I watched To Kill A Mockingbird this afternoon. I know it’s sort of an idealized version of a small community, but it made me long for things as they must only have seemed in my mind. I felt nostalgic, but in ways I’m not sure were real. I can remember talking to neighbors as a kid, riding my bike down to Rosewood Hills Shopping Center, going into stores to buy candy. The community size hasn’t changed, but it felt much more alive—teeming with people. I do assume it was my imagination or a combination of imagination and memory, but I was reminded of something that seemed nice at the time.
And I don’t think I am just making that up. We lived three streets from my grandparents’ and their house was as close from school, so sometimes I liked to walk there instead; afternoon TV felt different there in ways I cannot articulate. The best I can do is to say that it was as if the afternoon’s dust particles were still suspended in the beams of sunlight coming in through the windows and the house was both quiet like it was on days when you were home sick, and also loud like Christmas. I’d see several neighbors in the few street’s walk there. And next door, there’d be trombone music spilling out of a bedroom window, which we’d hear as we walked through the backyards of the fenceless neighborhood. Whoever was practicing never did seem to get very good at that instrument, but it didn’t matter. That music was just part of some of my days, and a part of the neighborhood. You don’t hear those things anymore, or at least I never do. Maybe I need to be a kid walking through other people’s yards, but I don’t see people outside of their homes as often. Even the parks feel a little lonely.
To Kill A Mockingbird shows as much of a negative to that as it does positives of course. The whole premise of the story is how a small town can be filled with small minds, but I still came away from it feeling like I had lost something.
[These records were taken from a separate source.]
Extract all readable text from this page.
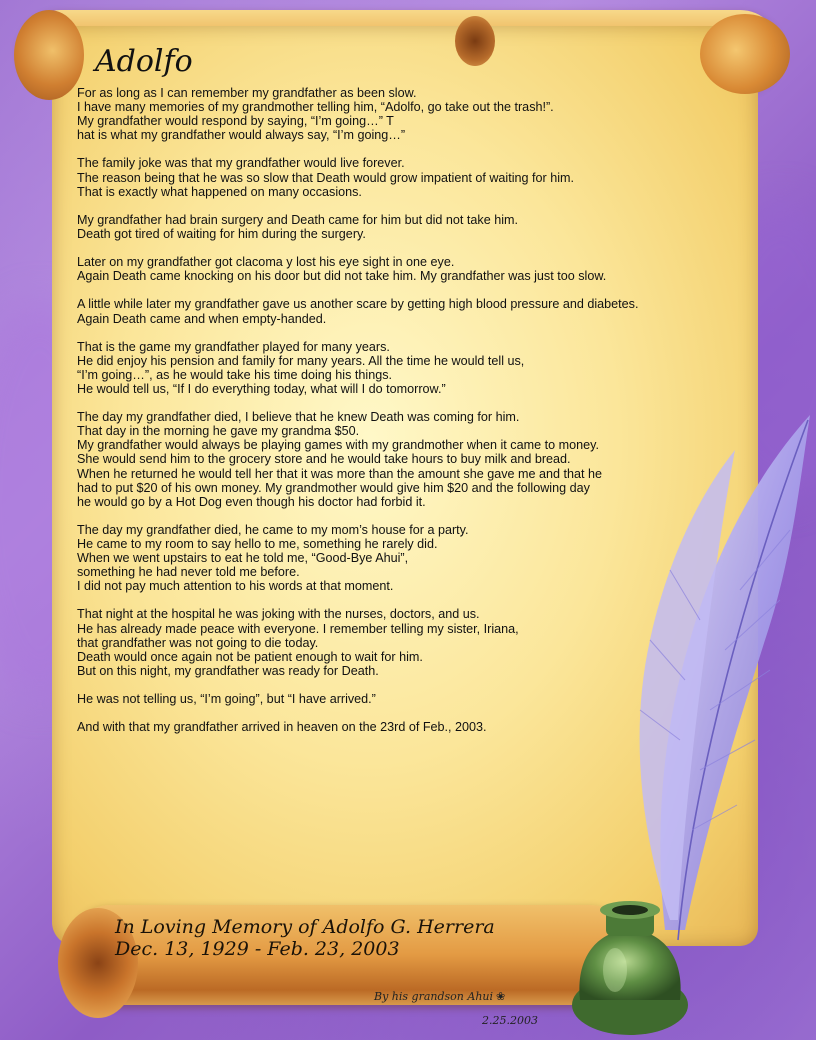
Adolfo

For as long as I can remember my grandfather as been slow.
I have many memories of my grandmother telling him, “Adolfo, go take out the trash!”.
My grandfather would respond by saying, “I’m going…” T
hat is what my grandfather would always say, “I’m going…”

The family joke was that my grandfather would live forever.
The reason being that he was so slow that Death would grow impatient of waiting for him.
That is exactly what happened on many occasions.

My grandfather had brain surgery and Death came for him but did not take him.
Death got tired of waiting for him during the surgery.

Later on my grandfather got clacoma y lost his eye sight in one eye.
Again Death came knocking on his door but did not take him. My grandfather was just too slow.

A little while later my grandfather gave us another scare by getting high blood pressure and diabetes.
Again Death came and when empty-handed.

That is the game my grandfather played for many years.
He did enjoy his pension and family for many years. All the time he would tell us,
“I’m going…”, as he would take his time doing his things.
He would tell us, “If I do everything today, what will I do tomorrow.”

The day my grandfather died, I believe that he knew Death was coming for him.
That day in the morning he gave my grandma $50.
My grandfather would always be playing games with my grandmother when it came to money.
She would send him to the grocery store and he would take hours to buy milk and bread.
When he returned he would tell her that it was more than the amount she gave me and that he
had to put $20 of his own money. My grandmother would give him $20 and the following day
he would go by a Hot Dog even though his doctor had forbid it.

The day my grandfather died, he came to my mom’s house for a party.
He came to my room to say hello to me, something he rarely did.
When we went upstairs to eat he told me, “Good-Bye Ahui”,
something he had never told me before.
I did not pay much attention to his words at that moment.

That night at the hospital he was joking with the nurses, doctors, and us.
He has already made peace with everyone. I remember telling my sister, Iriana,
that grandfather was not going to die today.
Death would once again not be patient enough to wait for him.
But on this night, my grandfather was ready for Death.

He was not telling us, “I’m going”, but “I have arrived.”

And with that my grandfather arrived in heaven on the 23rd of Feb., 2003.

In Loving Memory of Adolfo G. Herrera
Dec. 13, 1929 - Feb. 23, 2003
By his grandson Ahui ❀
2.25.2003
I don’t know if that feeling persists everywhere. Even in my other grandma’s neighborhood, as a kid I would see everyone doing things outside. I’m going to be visiting there soon. I’m not sure if I’ll be able to get a sense of it, but I’m fully expecting to find that people are shut up in their homes, devices in hand. I think change is good, and I think having computers always in hand is a good thing, but it’s sad to have a sense of loss when I think about community. But maybe it’s just me.